吳佩孚剛剛接到虎頭山、羊祜山陣地失守的消息,襄陽西門外就響起了隆隆炮聲。

吳佩孚急了,知道不能就這麽束手待斃,他在屋子裏轉來轉去,熱汗冷汗出了一身又一身,弄了十幾輛大車,堆上柴草車,澆上汽油點著火,十幾輛大車燃起熊熊烈焰,照亮了幽幽的夜空。北洋軍借著火光照明壯膽,拚命地組織反撲。

襄陽古城西門左右數百米內打成了一片火海,二十二師的火炮在距目標二百米左右的近距離內,對北洋軍開始直瞄破壞性射擊,很快將北洋軍大部分工事摧毀,使西門左右300米內的北洋軍火力點完全喪失反擊能力。國防軍的工兵在炮火的掩護下,連續爆破了外壕,炸開了鹿砦,把炸藥包送到了城牆底下。混亂中,工兵們紛紛把自己攜帶的炸藥包對到爆破點,不知不覺就堆了三十多斤炸藥。隻聽轟隆一聲巨響,城牆被炸開一個大缺口。

城上的北洋軍死命封鎖豁口,並不斷往那裏扔炸藥包,敵我雙方在城牆口展開了激烈的爭奪戰。直到國防軍後續部隊趕到,集合起幾十挺輕重機槍對城頭進行火力壓製,先頭部隊才順利登城。

米振標第一時間就把攻入襄陽城的消息電告段祺瑞,段祺瑞吃了一驚,拿著電報對徐樹錚說道:“又錚,毅軍啥時候也這麽有戰鬥力了?才一天的功夫,就破了兩道陣地,殺進了襄陽?”

徐樹錚說道:“有戰意有戰心,再加上武器精良,這樣的隊伍,交到誰手裏都能打勝仗,除非指揮官是傻子。”

段祺瑞也笑笑,說道:“我還讓二十三師插到白河一帶,防止王占元來援助呢,看來是太謹慎了。”說罷,段祺瑞又說道:“我們全軍出擊,這第一仗一定要出彩,不能隻讓毅軍搶了風頭。”

雖然米振標部攻進了襄陽城,但是吳佩孚依舊負隅頑抗,北洋軍分散在各街口和民房內頑抗,滿街槍彈橫飛。國防軍戰士們踩著黏腳的血水迅速向縱深擴大戰果,與北洋軍殘部展開殊死巷戰,幾乎每一條街道,每一棟房屋,都經過了激烈的爭奪。

米振標下令,一不要俘虜,二不要戰利品,隻要活捉吳佩孚。經過徹夜激戰,城內守敵大部被殲,隻剩下鍾鼓樓還有大約一個團的北洋軍殘部據守。

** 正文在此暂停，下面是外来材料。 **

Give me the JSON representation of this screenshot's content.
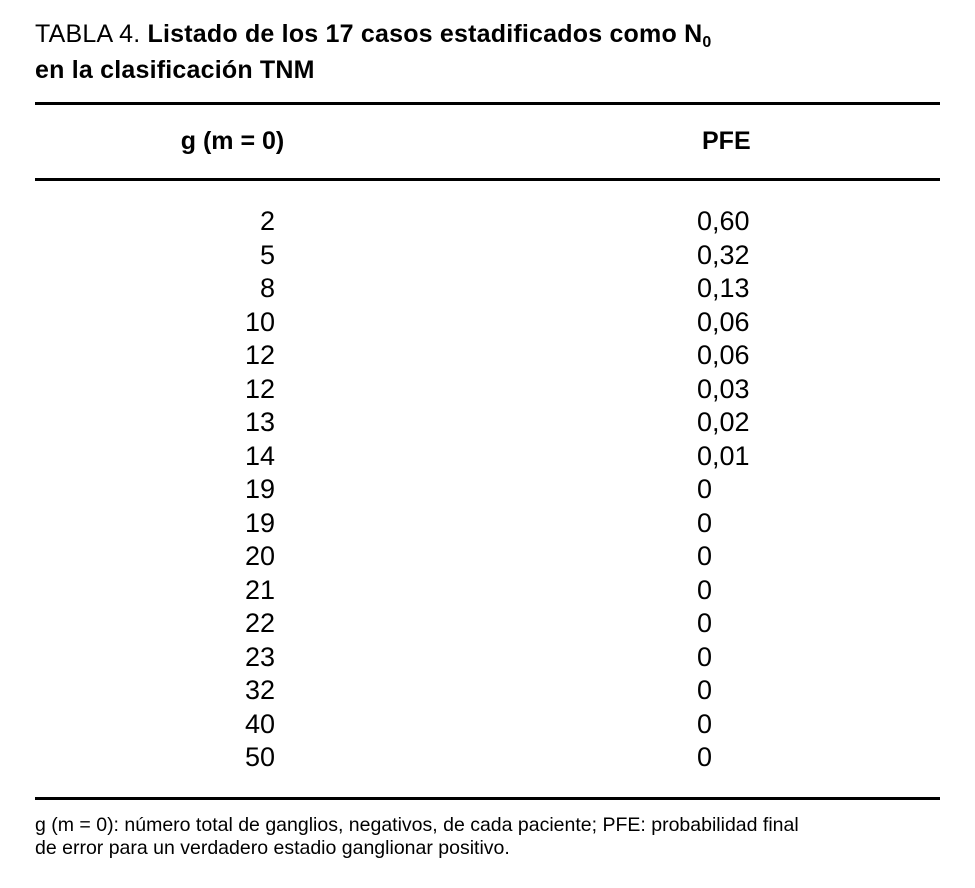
{
  "title": {
    "label": "TABLA 4. ",
    "bold_text": "Listado de los 17 casos estadificados como N",
    "subscript": "0",
    "line2": "en la clasificación TNM"
  },
  "columns": {
    "g": "g (m = 0)",
    "pfe": "PFE"
  },
  "rows": [
    {
      "g": "2",
      "pfe": "0,60"
    },
    {
      "g": "5",
      "pfe": "0,32"
    },
    {
      "g": "8",
      "pfe": "0,13"
    },
    {
      "g": "10",
      "pfe": "0,06"
    },
    {
      "g": "12",
      "pfe": "0,06"
    },
    {
      "g": "12",
      "pfe": "0,03"
    },
    {
      "g": "13",
      "pfe": "0,02"
    },
    {
      "g": "14",
      "pfe": "0,01"
    },
    {
      "g": "19",
      "pfe": "0"
    },
    {
      "g": "19",
      "pfe": "0"
    },
    {
      "g": "20",
      "pfe": "0"
    },
    {
      "g": "21",
      "pfe": "0"
    },
    {
      "g": "22",
      "pfe": "0"
    },
    {
      "g": "23",
      "pfe": "0"
    },
    {
      "g": "32",
      "pfe": "0"
    },
    {
      "g": "40",
      "pfe": "0"
    },
    {
      "g": "50",
      "pfe": "0"
    }
  ],
  "footnote": {
    "line1": "g (m = 0): número total de ganglios, negativos, de cada paciente; PFE: probabilidad final",
    "line2": "de error para un verdadero estadio ganglionar positivo."
  }
}
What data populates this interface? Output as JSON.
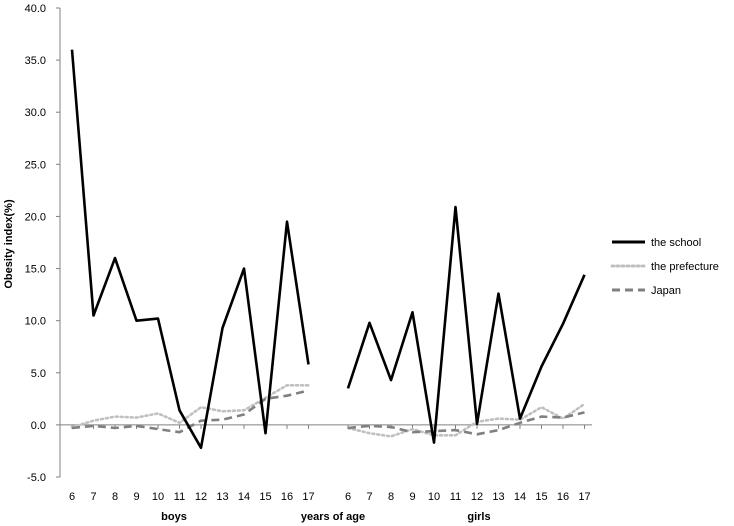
{
  "chart_data": {
    "type": "line",
    "ylabel": "Obesity index(%)",
    "ylim": [
      -5,
      40
    ],
    "yticks": [
      -5.0,
      0.0,
      5.0,
      10.0,
      15.0,
      20.0,
      25.0,
      30.0,
      35.0,
      40.0
    ],
    "ytick_labels": [
      "-5.0",
      "0.0",
      "5.0",
      "10.0",
      "15.0",
      "20.0",
      "25.0",
      "30.0",
      "35.0",
      "40.0"
    ],
    "grid": false,
    "legend_position": "right",
    "group_labels": [
      "boys",
      "years of age",
      "girls"
    ],
    "groups": [
      {
        "name": "boys",
        "ages": [
          "6",
          "7",
          "8",
          "9",
          "10",
          "11",
          "12",
          "13",
          "14",
          "15",
          "16",
          "17"
        ],
        "series": [
          {
            "name": "the school",
            "values": [
              36.0,
              10.5,
              16.0,
              10.0,
              10.2,
              1.4,
              -2.2,
              9.3,
              15.0,
              -0.8,
              19.5,
              5.8
            ]
          },
          {
            "name": "the prefecture",
            "values": [
              -0.2,
              0.4,
              0.8,
              0.7,
              1.1,
              0.2,
              1.7,
              1.3,
              1.4,
              2.6,
              3.8,
              3.8
            ]
          },
          {
            "name": "Japan",
            "values": [
              -0.3,
              -0.1,
              -0.3,
              -0.1,
              -0.4,
              -0.7,
              0.4,
              0.5,
              1.0,
              2.5,
              2.8,
              3.3
            ]
          }
        ]
      },
      {
        "name": "girls",
        "ages": [
          "6",
          "7",
          "8",
          "9",
          "10",
          "11",
          "12",
          "13",
          "14",
          "15",
          "16",
          "17"
        ],
        "series": [
          {
            "name": "the school",
            "values": [
              3.5,
              9.8,
              4.3,
              10.8,
              -1.7,
              20.9,
              0.1,
              12.6,
              0.6,
              5.6,
              9.7,
              14.4
            ]
          },
          {
            "name": "the prefecture",
            "values": [
              -0.3,
              -0.8,
              -1.1,
              -0.4,
              -1.0,
              -1.0,
              0.3,
              0.6,
              0.5,
              1.7,
              0.6,
              2.0
            ]
          },
          {
            "name": "Japan",
            "values": [
              -0.3,
              -0.1,
              -0.2,
              -0.7,
              -0.6,
              -0.5,
              -0.9,
              -0.5,
              0.2,
              0.8,
              0.7,
              1.2
            ]
          }
        ]
      }
    ],
    "legend": [
      {
        "name": "the school",
        "color": "#000000",
        "style": "solid"
      },
      {
        "name": "the prefecture",
        "color": "#c0c0c0",
        "style": "dotted"
      },
      {
        "name": "Japan",
        "color": "#808080",
        "style": "dashed"
      }
    ]
  }
}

“吳佩孚你聽著,我是米振標,隻要你出來投降,我保你不死!”米振標用一個大喇叭高喊

“米振標你聽著,我是吳佩孚,隻要你進來投降,我也保你不死!”吳佩孚扯開嗓子大叫

“你再不出來投降,我殺進去啦!”米振標何嚐不想真的直接殺進去,奈何徹夜激戰,各部傷亡不小,米振標可不想把老本都賠光了。

這時,通訊兵背著步話機來到米振標身旁,“軍長段祺瑞要和師座你通話。”

米振標不耐煩地抓過聽筒,“喂,段大軍長啊,我米振標啊,有什麽吩咐啊~!”米振標自恃是徐天寶的結拜大哥,對段祺瑞這個降將時,隻把他當做自己的平級看待。“什麽?要我們下來,換二十四師上?這不是搶功勞嗎?”米振標怒道

段祺瑞在電話那頭隻得解釋說是二十二師傷亡不小,應該換下來休整。同時,二十二師第一個攻入襄陽城的頭功已經電告大總統了,這功勞沒人搶得走。

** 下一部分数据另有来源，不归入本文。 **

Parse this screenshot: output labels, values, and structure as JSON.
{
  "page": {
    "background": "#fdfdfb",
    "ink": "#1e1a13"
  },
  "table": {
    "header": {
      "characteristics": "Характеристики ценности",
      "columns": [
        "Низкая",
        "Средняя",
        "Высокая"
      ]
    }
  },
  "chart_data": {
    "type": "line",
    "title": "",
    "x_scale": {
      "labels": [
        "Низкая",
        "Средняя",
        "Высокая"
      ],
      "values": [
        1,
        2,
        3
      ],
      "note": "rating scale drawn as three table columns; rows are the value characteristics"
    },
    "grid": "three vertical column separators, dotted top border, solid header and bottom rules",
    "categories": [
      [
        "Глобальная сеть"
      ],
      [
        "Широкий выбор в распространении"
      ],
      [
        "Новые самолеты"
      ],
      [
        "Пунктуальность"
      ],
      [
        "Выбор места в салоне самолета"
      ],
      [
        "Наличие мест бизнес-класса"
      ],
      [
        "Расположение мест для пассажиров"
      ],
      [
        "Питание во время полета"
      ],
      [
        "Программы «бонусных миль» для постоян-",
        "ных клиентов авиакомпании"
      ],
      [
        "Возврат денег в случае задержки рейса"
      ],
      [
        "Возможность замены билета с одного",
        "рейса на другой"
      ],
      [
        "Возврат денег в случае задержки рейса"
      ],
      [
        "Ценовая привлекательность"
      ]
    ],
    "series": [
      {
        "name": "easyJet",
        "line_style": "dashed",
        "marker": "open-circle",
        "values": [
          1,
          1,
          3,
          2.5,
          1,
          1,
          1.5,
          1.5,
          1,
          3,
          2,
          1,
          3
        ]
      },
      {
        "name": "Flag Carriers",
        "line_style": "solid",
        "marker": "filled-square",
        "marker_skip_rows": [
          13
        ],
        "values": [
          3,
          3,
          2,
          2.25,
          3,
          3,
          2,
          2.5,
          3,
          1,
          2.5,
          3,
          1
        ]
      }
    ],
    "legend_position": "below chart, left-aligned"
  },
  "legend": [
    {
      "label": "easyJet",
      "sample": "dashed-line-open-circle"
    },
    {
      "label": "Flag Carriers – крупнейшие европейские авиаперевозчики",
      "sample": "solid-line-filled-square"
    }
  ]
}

“但是~”米振標還是不甘心,一旁他的兒子米國賢說道:“父親,一個人吃獨食不好,反正頭功已經是咱們的了,毅軍已經出盡了風頭,其他的麽,就讓大夥兒也沾沾,免得他們眼紅。”

“好吧~”米振標對著話筒喊道:“二十二師服從命令,退下來休整!”

中午時分,二十四師花了一個上午,將鼓樓一句拿下,並活捉了北洋軍第三師第六旅旅長吳佩孚。按照徐天寶的指示,直接將吳佩孚送到北京。

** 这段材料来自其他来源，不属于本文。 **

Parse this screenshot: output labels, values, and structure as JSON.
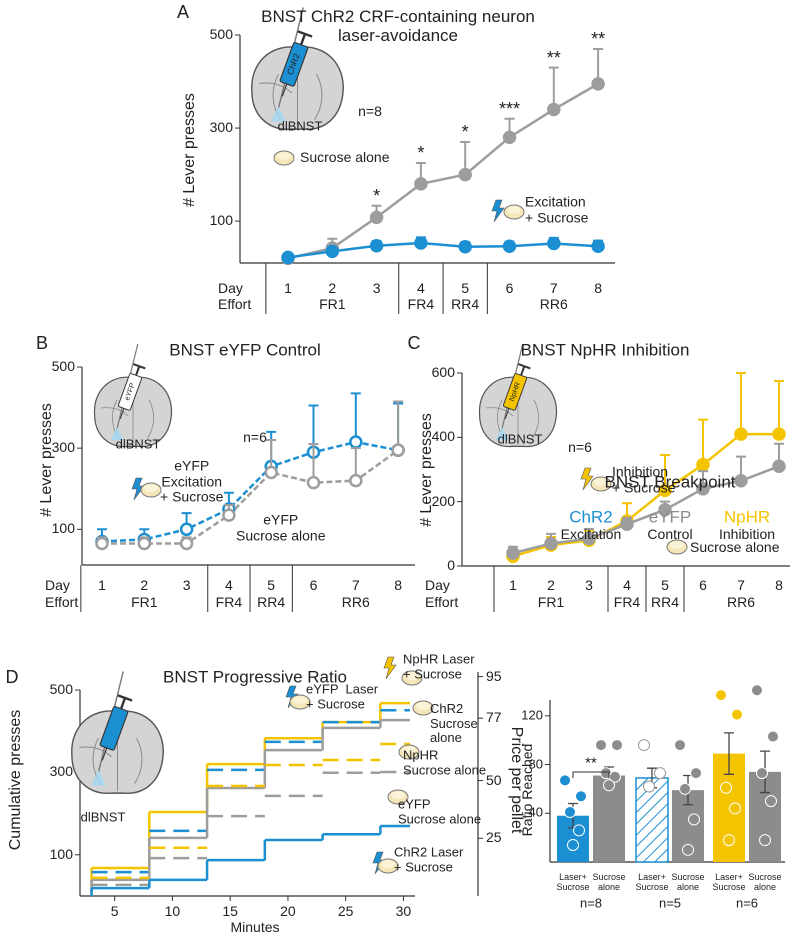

按照國防軍的俘虜政策,凡是俘虜了敵軍,必定將軍官甄別出來,然後與士兵分開關押。一般來說,對於士兵的處置相當寬大,經過教育,就會給被俘的士兵一條出路,願意回家的發給路費,願意留下的經過初步體檢和考核,送到後方編入後備部隊。如果是技術類兵種,如炮兵、機槍兵等等,隻要符合要求,一般都會動員其留下。這些人培訓不易,如果能直接從敵人中獲得補充是一個非常不錯的選擇,而且這部分兵員的素質相對較高,在文盲居多的舊中國軍隊,這些士兵往往是識字或者念過書的,對部隊來說是一筆寶貴的財富。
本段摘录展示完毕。